The American Enterprise Institute has published a piece, by one Nathan Smith, called "What If Justice Demands Open Borders?"
What a mishmash of girly-man thinking, to quote a famous immigrant who is, of late, having to publicly man up.
Smith writes: "Open borders would lead to more inequality and visible poverty in the United States. But the great injustice in today’s world is not economic inequality within countries, which partly reflects people’s effort and choices, but economic inequality between countries, which is larger, and which guarantees some people a relatively comfortable life from birth, irrespective of their merits and efforts, while trapping others in desperate poverty."

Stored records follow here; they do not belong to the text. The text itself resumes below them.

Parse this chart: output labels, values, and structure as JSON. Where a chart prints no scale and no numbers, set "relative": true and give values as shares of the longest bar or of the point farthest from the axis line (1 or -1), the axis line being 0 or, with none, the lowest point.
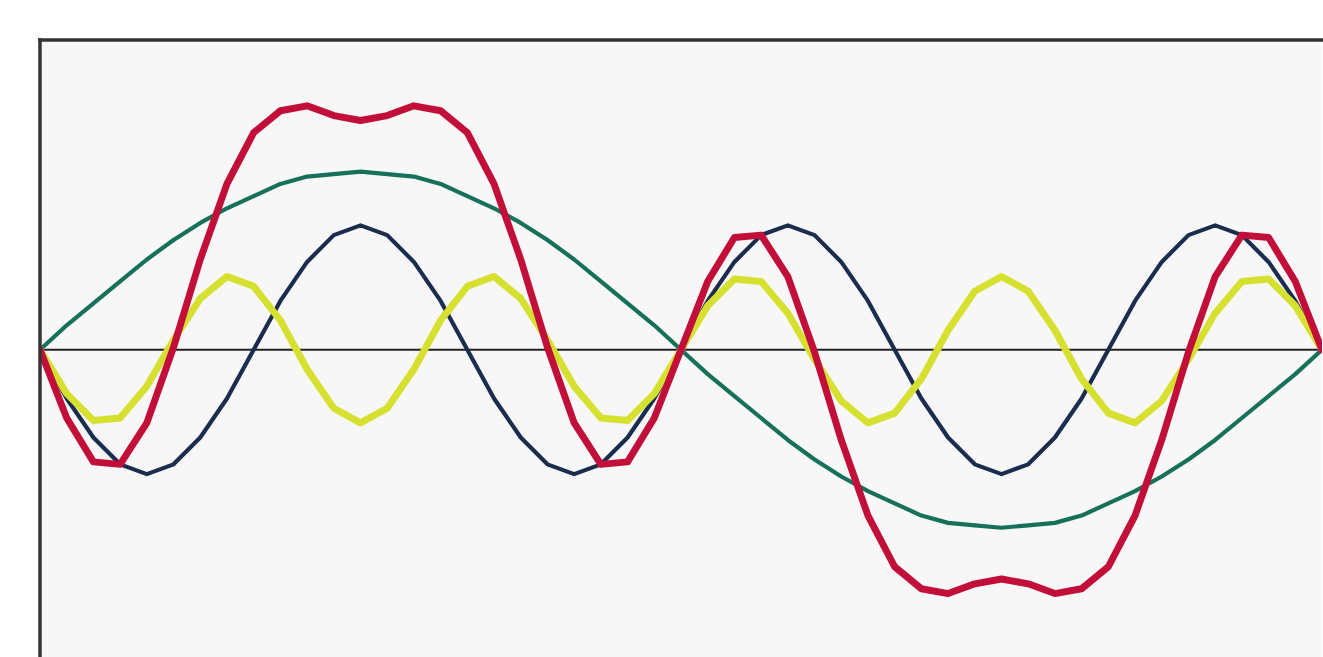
{
  "chart_data": {
    "type": "line",
    "relative": true,
    "categories": [
      null,
      null,
      null,
      null,
      null,
      null,
      null,
      null,
      null,
      null,
      null,
      null,
      null,
      null,
      null,
      null,
      null,
      null,
      null,
      null,
      null,
      null,
      null,
      null,
      null,
      null,
      null,
      null,
      null,
      null,
      null,
      null,
      null,
      null,
      null,
      null,
      null,
      null,
      null,
      null,
      null,
      null,
      null,
      null,
      null,
      null,
      null,
      null,
      null
    ],
    "series": [
      {
        "color": "#17705a",
        "values": [
          0,
          0.1,
          0.19,
          0.28,
          0.37,
          0.45,
          0.52,
          0.58,
          0.63,
          0.68,
          0.71,
          0.72,
          0.73,
          0.72,
          0.71,
          0.68,
          0.63,
          0.58,
          0.52,
          0.45,
          0.37,
          0.28,
          0.19,
          0.1,
          0,
          -0.1,
          -0.19,
          -0.28,
          -0.37,
          -0.45,
          -0.52,
          -0.58,
          -0.63,
          -0.68,
          -0.71,
          -0.72,
          -0.73,
          -0.72,
          -0.71,
          -0.68,
          -0.63,
          -0.58,
          -0.52,
          -0.45,
          -0.37,
          -0.28,
          -0.19,
          -0.1,
          0
        ]
      },
      {
        "color": "#1b2d4f",
        "values": [
          0,
          -0.2,
          -0.36,
          -0.47,
          -0.51,
          -0.47,
          -0.36,
          -0.2,
          0,
          0.2,
          0.36,
          0.47,
          0.51,
          0.47,
          0.36,
          0.2,
          0,
          -0.2,
          -0.36,
          -0.47,
          -0.51,
          -0.47,
          -0.36,
          -0.2,
          0,
          0.2,
          0.36,
          0.47,
          0.51,
          0.47,
          0.36,
          0.2,
          0,
          -0.2,
          -0.36,
          -0.47,
          -0.51,
          -0.47,
          -0.36,
          -0.2,
          0,
          0.2,
          0.36,
          0.47,
          0.51,
          0.47,
          0.36,
          0.2,
          0
        ]
      },
      {
        "color": "#d6e02e",
        "values": [
          0,
          -0.18,
          -0.29,
          -0.28,
          -0.15,
          0.04,
          0.21,
          0.3,
          0.26,
          0.12,
          -0.08,
          -0.24,
          -0.3,
          -0.24,
          -0.08,
          0.12,
          0.26,
          0.3,
          0.21,
          0.04,
          -0.15,
          -0.28,
          -0.29,
          -0.18,
          0,
          0.18,
          0.29,
          0.28,
          0.15,
          -0.04,
          -0.21,
          -0.3,
          -0.26,
          -0.12,
          0.08,
          0.24,
          0.3,
          0.24,
          0.08,
          -0.12,
          -0.26,
          -0.3,
          -0.21,
          -0.04,
          0.15,
          0.28,
          0.29,
          0.18,
          0
        ]
      },
      {
        "color": "#c20f3a",
        "values": [
          0,
          -0.28,
          -0.46,
          -0.47,
          -0.3,
          0.01,
          0.37,
          0.68,
          0.89,
          0.98,
          1,
          0.96,
          0.94,
          0.96,
          1,
          0.98,
          0.89,
          0.68,
          0.37,
          0.01,
          -0.3,
          -0.47,
          -0.46,
          -0.28,
          0,
          0.28,
          0.46,
          0.47,
          0.3,
          -0.01,
          -0.37,
          -0.68,
          -0.89,
          -0.98,
          -1,
          -0.96,
          -0.94,
          -0.96,
          -1,
          -0.98,
          -0.89,
          -0.68,
          -0.37,
          -0.01,
          0.3,
          0.47,
          0.46,
          0.28,
          0
        ]
      }
    ]
  }
}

And this: "Immigrants are 'stealing our jobs,' critics say. The truth is that most workers cannot substitute for one another. Their skills, locations, habits, and relationships are too different. Deporting an illegal immigrant might just mean one less job in the economy. It might mean two less jobs in the economy: the illegal immigrant’s, and the manager or coworker whose work was complementary with his. It all depends. There is not much reason, theoretical or empirical, to think illegal immigration affects the employment rate of natives one way or the other."
And this: "Since 2008, there seems to be a feeling that the United States is in decline, that a great stagnation has set in, that Americans’ customary optimism is obsolete. One antidote to this declinism can be found in the ideal expressed on the Statue of Liberty:
Give me your tired, your poor,
Your huddled masses yearning to breathe free,
Send these, the homeless, the tempest-tossed to me,
I lift my lamp beside the golden door.
That famous poem remains part of American patriotic mythology, even after a hundred years of immigration restrictions have been betraying it."
Oh, brother.
Can you imagine the reaction of these long-suffering folks to this la-di-da way of thinking?
Their response should be: Su opinion no es muy importante para nosotros.